For this recipe, our brewers drew inspiration from Belgian Golden Strong Ale, a style we love. We sought out the very best ingredients, sourcing wild honey from the African Bronze Honey Company, a member of the Fair Trade Federation and a certified B-Corp. The Seville orange peel is freshly ground. In the end, we created a big, sweet and citrusy Belgian-style Tripel with thoughtfully sourced ingredients.
I love the Trappist, open vat brew beers of Belgium. This is the closet I’ve come to a domestic alternative. Priced out of my budget too have often enough.
Last week I had this beer at a restaurant in Inglewood. I saw that it was brewed in Fort Collins so I tried it. I really like the way it tastes and the fact that it was made here in Colorado.
Wonderful taste reminiscent of my favorite Belgium Tripel beer. So nice to see that US beer makers can compete.
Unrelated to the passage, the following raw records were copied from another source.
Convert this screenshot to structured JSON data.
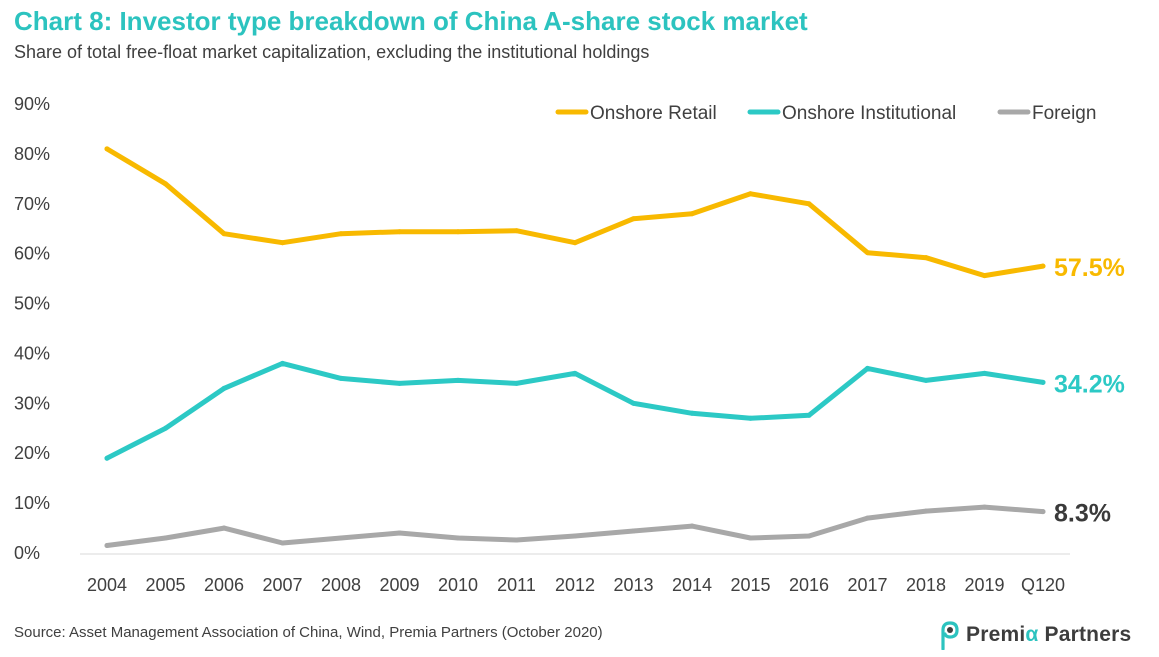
{
  "page": {
    "title": "Chart 8: Investor type breakdown of China A-share stock market",
    "subtitle": "Share of total free-float market capitalization, excluding the institutional holdings",
    "source": "Source: Asset Management Association of China, Wind, Premia Partners (October 2020)",
    "logo": {
      "part1": "Premi",
      "part2": "α",
      "part3": " Partners",
      "icon": "premia-logo-icon"
    }
  },
  "chart_data": {
    "type": "line",
    "title": "Chart 8: Investor type breakdown of China A-share stock market",
    "subtitle": "Share of total free-float market capitalization, excluding the institutional holdings",
    "xlabel": "",
    "ylabel": "",
    "categories": [
      "2004",
      "2005",
      "2006",
      "2007",
      "2008",
      "2009",
      "2010",
      "2011",
      "2012",
      "2013",
      "2014",
      "2015",
      "2016",
      "2017",
      "2018",
      "2019",
      "Q120"
    ],
    "ylim": [
      0,
      90
    ],
    "yticks": [
      0,
      10,
      20,
      30,
      40,
      50,
      60,
      70,
      80,
      90
    ],
    "ytick_labels": [
      "0%",
      "10%",
      "20%",
      "30%",
      "40%",
      "50%",
      "60%",
      "70%",
      "80%",
      "90%"
    ],
    "grid": false,
    "legend_position": "top-right",
    "series": [
      {
        "name": "Onshore Retail",
        "color": "#f8b900",
        "values": [
          81,
          74,
          64,
          62.2,
          64,
          64.4,
          64.4,
          64.6,
          62.2,
          67,
          68,
          72,
          70,
          60.2,
          59.2,
          55.6,
          57.5
        ],
        "end_label": "57.5%"
      },
      {
        "name": "Onshore Institutional",
        "color": "#2cc9c5",
        "values": [
          19,
          25,
          33,
          38,
          35,
          34,
          34.6,
          34,
          36,
          30,
          28,
          27,
          27.6,
          37,
          34.6,
          36,
          34.2
        ],
        "end_label": "34.2%"
      },
      {
        "name": "Foreign",
        "color": "#a8a8a8",
        "values": [
          1.5,
          3,
          5,
          2,
          3,
          4,
          3,
          2.6,
          3.4,
          4.4,
          5.4,
          3,
          3.4,
          7,
          8.4,
          9.2,
          8.3
        ],
        "end_label": "8.3%"
      }
    ],
    "end_label_colors": [
      "#f8b900",
      "#2cc9c5",
      "#3a3a3a"
    ]
  }
}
My cowboy hat is off to you.
When I visit New Belgium in Asheville NC, I always leave there with three cases. LOVE IT!
One of the best beers from New Belgium. Balanced. Fragrant. Strong but not overly sweet. Highly recommend if you enjoy a Trippel.
I love this beer so got what I expected
Like, really really good.
In the mid-19th century, Belgian monks began increasing the alcohol content in their popular monastery-based brews, crafting a dubbel, tripel and even quadrupel strength version on their abbey ales. It should be noted, however, that the recipe adjustments led to more than a variation in ABV; while the dark and toasty dubbel brew is coffee-colored and drinks like a heavy brown ale, the tripel is lighter in color, with a strong hoppy flavor more akin to an IPA. Tripels generally range from 8-10% ABV and are often served in a tulip-shaped glass, allowing you to better appreciate the aroma as you slowly sip this boozy ale.
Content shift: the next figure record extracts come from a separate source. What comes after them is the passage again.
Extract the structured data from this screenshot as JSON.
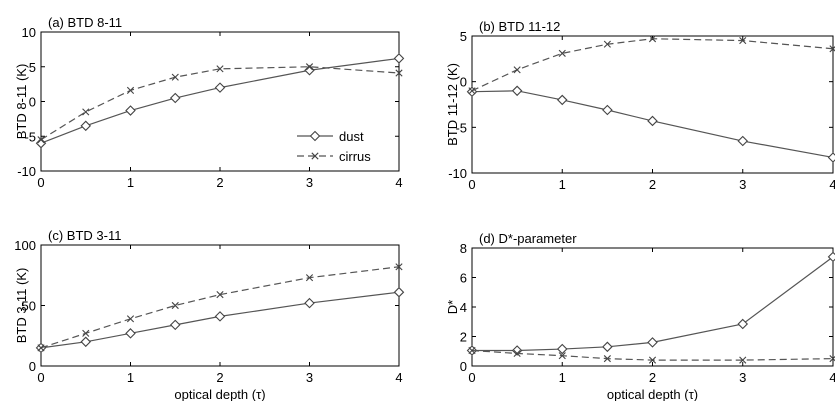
{
  "chart_data": [
    {
      "type": "line",
      "title": "(a) BTD 8-11",
      "xlabel": "",
      "ylabel": "BTD 8-11 (K)",
      "xlim": [
        0,
        4
      ],
      "ylim": [
        -10,
        10
      ],
      "xticks": [
        0,
        1,
        2,
        3,
        4
      ],
      "yticks": [
        -10,
        -5,
        0,
        5,
        10
      ],
      "legend": {
        "position": "bottom-right"
      },
      "series": [
        {
          "name": "dust",
          "marker": "diamond",
          "dash": "solid",
          "x": [
            0,
            0.5,
            1,
            1.5,
            2,
            3,
            4
          ],
          "y": [
            -6,
            -3.5,
            -1.3,
            0.5,
            2,
            4.5,
            6.2
          ]
        },
        {
          "name": "cirrus",
          "marker": "x",
          "dash": "dashed",
          "x": [
            0,
            0.5,
            1,
            1.5,
            2,
            3,
            4
          ],
          "y": [
            -5.5,
            -1.5,
            1.6,
            3.5,
            4.7,
            5,
            4.1
          ]
        }
      ]
    },
    {
      "type": "line",
      "title": "(b) BTD 11-12",
      "xlabel": "",
      "ylabel": "BTD 11-12 (K)",
      "xlim": [
        0,
        4
      ],
      "ylim": [
        -10,
        5
      ],
      "xticks": [
        0,
        1,
        2,
        3,
        4
      ],
      "yticks": [
        -10,
        -5,
        0,
        5
      ],
      "series": [
        {
          "name": "dust",
          "marker": "diamond",
          "dash": "solid",
          "x": [
            0,
            0.5,
            1,
            1.5,
            2,
            3,
            4
          ],
          "y": [
            -1.1,
            -1,
            -2,
            -3.1,
            -4.3,
            -6.5,
            -8.3
          ]
        },
        {
          "name": "cirrus",
          "marker": "x",
          "dash": "dashed",
          "x": [
            0,
            0.5,
            1,
            1.5,
            2,
            3,
            4
          ],
          "y": [
            -1,
            1.3,
            3.1,
            4.1,
            4.7,
            4.5,
            3.6
          ]
        }
      ]
    },
    {
      "type": "line",
      "title": "(c) BTD 3-11",
      "xlabel": "optical depth (τ)",
      "ylabel": "BTD 3-11 (K)",
      "xlim": [
        0,
        4
      ],
      "ylim": [
        0,
        100
      ],
      "xticks": [
        0,
        1,
        2,
        3,
        4
      ],
      "yticks": [
        0,
        50,
        100
      ],
      "series": [
        {
          "name": "dust",
          "marker": "diamond",
          "dash": "solid",
          "x": [
            0,
            0.5,
            1,
            1.5,
            2,
            3,
            4
          ],
          "y": [
            15,
            20,
            27,
            34,
            41,
            52,
            61
          ]
        },
        {
          "name": "cirrus",
          "marker": "x",
          "dash": "dashed",
          "x": [
            0,
            0.5,
            1,
            1.5,
            2,
            3,
            4
          ],
          "y": [
            15,
            27,
            39,
            50,
            59,
            73,
            82
          ]
        }
      ]
    },
    {
      "type": "line",
      "title": "(d) D*-parameter",
      "xlabel": "optical depth (τ)",
      "ylabel": "D*",
      "xlim": [
        0,
        4
      ],
      "ylim": [
        0,
        8
      ],
      "xticks": [
        0,
        1,
        2,
        3,
        4
      ],
      "yticks": [
        0,
        2,
        4,
        6,
        8
      ],
      "series": [
        {
          "name": "dust",
          "marker": "diamond",
          "dash": "solid",
          "x": [
            0,
            0.5,
            1,
            1.5,
            2,
            3,
            4
          ],
          "y": [
            1.05,
            1.05,
            1.15,
            1.3,
            1.6,
            2.85,
            7.4
          ]
        },
        {
          "name": "cirrus",
          "marker": "x",
          "dash": "dashed",
          "x": [
            0,
            0.5,
            1,
            1.5,
            2,
            3,
            4
          ],
          "y": [
            1.05,
            0.85,
            0.7,
            0.5,
            0.4,
            0.4,
            0.5
          ]
        }
      ]
    }
  ]
}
Tripels are a lighter, honey-colored beer compared to other abbey-brewed ales, though don’t be fooled by the brighter hues; tripels are one of the stronger Belgian-style ales, often reaching 10% ABV. Accordingly, you’ll likely notice an alcoholic aroma from your glass, but the taste is not at all astringent — you can expect a flavor similar to a traditional golden Belgian ale with a mild bitterness from the hops and a delicate sweetness from the malts (in the case of a tripel, it’s generally a Pilsner malt). Tripels are extra bubbly and provide a similar drinking experience as a strong IPA.
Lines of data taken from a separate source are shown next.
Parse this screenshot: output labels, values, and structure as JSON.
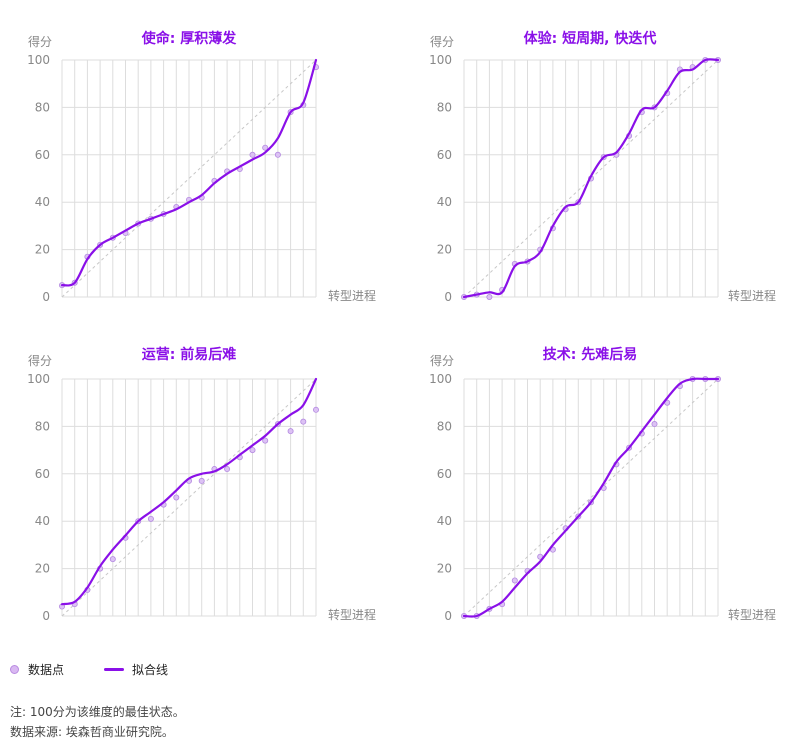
{
  "legend": {
    "points_label": "数据点",
    "fit_label": "拟合线"
  },
  "notes": {
    "note": "注: 100分为该维度的最佳状态。",
    "source": "数据来源: 埃森哲商业研究院。"
  },
  "colors": {
    "fit": "#8a10e8",
    "title": "#8a10e8",
    "point_fill": "#dcc2f4",
    "point_stroke": "#b48ae0",
    "grid": "#dddddd",
    "diag": "#c8c8c8",
    "axis_text": "#888888"
  },
  "chart_data": [
    {
      "type": "scatter",
      "title": "使命: 厚积薄发",
      "ylabel": "得分",
      "xlabel": "转型进程",
      "ylim": [
        0,
        100
      ],
      "yticks": [
        0,
        20,
        40,
        60,
        80,
        100
      ],
      "x": [
        0,
        1,
        2,
        3,
        4,
        5,
        6,
        7,
        8,
        9,
        10,
        11,
        12,
        13,
        14,
        15,
        16,
        17,
        18,
        19,
        20
      ],
      "points": [
        5,
        6,
        17,
        22,
        25,
        27,
        31,
        33,
        35,
        38,
        41,
        42,
        49,
        53,
        54,
        60,
        63,
        60,
        78,
        81,
        97
      ],
      "fit": [
        5,
        6,
        16,
        22,
        25,
        28,
        31,
        33,
        35,
        37,
        40,
        43,
        48,
        52,
        55,
        58,
        61,
        67,
        78,
        82,
        100
      ],
      "grid": true
    },
    {
      "type": "scatter",
      "title": "体验: 短周期, 快迭代",
      "ylabel": "得分",
      "xlabel": "转型进程",
      "ylim": [
        0,
        100
      ],
      "yticks": [
        0,
        20,
        40,
        60,
        80,
        100
      ],
      "x": [
        0,
        1,
        2,
        3,
        4,
        5,
        6,
        7,
        8,
        9,
        10,
        11,
        12,
        13,
        14,
        15,
        16,
        17,
        18,
        19,
        20
      ],
      "points": [
        0,
        1,
        0,
        3,
        14,
        15,
        20,
        29,
        37,
        40,
        50,
        59,
        60,
        68,
        78,
        80,
        86,
        96,
        97,
        100,
        100
      ],
      "fit": [
        0,
        1,
        2,
        2,
        13,
        15,
        19,
        30,
        38,
        40,
        51,
        59,
        61,
        69,
        79,
        80,
        87,
        95,
        96,
        100,
        100
      ],
      "grid": true
    },
    {
      "type": "scatter",
      "title": "运营: 前易后难",
      "ylabel": "得分",
      "xlabel": "转型进程",
      "ylim": [
        0,
        100
      ],
      "yticks": [
        0,
        20,
        40,
        60,
        80,
        100
      ],
      "x": [
        0,
        1,
        2,
        3,
        4,
        5,
        6,
        7,
        8,
        9,
        10,
        11,
        12,
        13,
        14,
        15,
        16,
        17,
        18,
        19,
        20
      ],
      "points": [
        4,
        5,
        11,
        20,
        24,
        33,
        40,
        41,
        47,
        50,
        57,
        57,
        62,
        62,
        67,
        70,
        74,
        81,
        78,
        82,
        87
      ],
      "fit": [
        5,
        6,
        12,
        21,
        28,
        34,
        40,
        44,
        48,
        53,
        58,
        60,
        61,
        64,
        68,
        72,
        76,
        81,
        85,
        89,
        100
      ],
      "grid": true
    },
    {
      "type": "scatter",
      "title": "技术: 先难后易",
      "ylabel": "得分",
      "xlabel": "转型进程",
      "ylim": [
        0,
        100
      ],
      "yticks": [
        0,
        20,
        40,
        60,
        80,
        100
      ],
      "x": [
        0,
        1,
        2,
        3,
        4,
        5,
        6,
        7,
        8,
        9,
        10,
        11,
        12,
        13,
        14,
        15,
        16,
        17,
        18,
        19,
        20
      ],
      "points": [
        0,
        0,
        3,
        5,
        15,
        19,
        25,
        28,
        37,
        42,
        48,
        54,
        64,
        71,
        77,
        81,
        90,
        97,
        100,
        100,
        100
      ],
      "fit": [
        0,
        0,
        3,
        6,
        12,
        18,
        23,
        30,
        36,
        42,
        48,
        56,
        65,
        71,
        78,
        85,
        92,
        98,
        100,
        100,
        100
      ],
      "grid": true
    }
  ]
}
As the naming convention suggests, a tripel Belgian ale has a higher ABV than the dubbel, but less alcohol than the super-strong quadrupel; historically, tripels were the most alcoholic brews that the Belgian monks crafted in their storied monasteries/craft brew houses. Inspired to push boundaries, modern-day brewers began releasing quadrupels in the 1990s (with some reaching upwards of 14% ABV) — nonetheless, tripels are not to be taken lightly, as most of these honey-colored brews tend to range in ABV from 8-10%, rivaling imperial IPAs. Most Belgian ales tend to have a higher ABV than their European counterparts, largely due to the increased malt and sugar used in their recipes.
Unfortunately for those with gluten sensitivities or Celiac disease, Belgian-style beers, like the tripel, are not gluten-free; the traditional ingredients used to create the wort (the sugary liquid that results from the mashed and boiled grains) are inherently full of gluten and the final product maintains a large number of gluten molecules throughout the fermentation process. Ales, in general, contain a higher amount of gluten than other styles of beer and Belgian ales in particular rely on the malt from barley and wheat to cultivate their signature flavors. While some brewers are experimenting with low-gluten grains and gluten-reducing techniques, it’s very unlikely you’ll find a completely gluten-free tripel.
A tripel is a Belgian-style ale, an abbey-style beer crafted using a top fermentation method; top fermentation describes a process by which brewers (for tripels, brewers were historically Belgian monks) add yeast to the top of the boiled grain mash. Conversely, lagers employ a bottom fermentation process, which requires a different strain of yeast that’s able to thrive at cooler temperatures — interestingly, European traders brought the lager-style yeast back with them from South American expeditions. Most Belgian-style beers are considered ales, which tend to have a higher alcohol content than lagers, in large part because of the warmer fermentation process.
Tripel ales have a pretty high alcohol content, and as such, tend to include a hefty sticker price in regards to their calories and carbohydrates; in general, Belgian-style ales have a higher ABV than other types of beer and the tripel, with its fruity body and honey-like finish is no exception. With an average ABV between 8-10%, a 12-ounce tulip-shaped glass of tripel ale contains about 200 to 250 calories and 20 grams of carbohydrates — it’s similar in calories to a pint of dark stout, like a Guinness. A tripel’s calorie count is undeniably deceiving when you consider its easy drinkability and lighter color.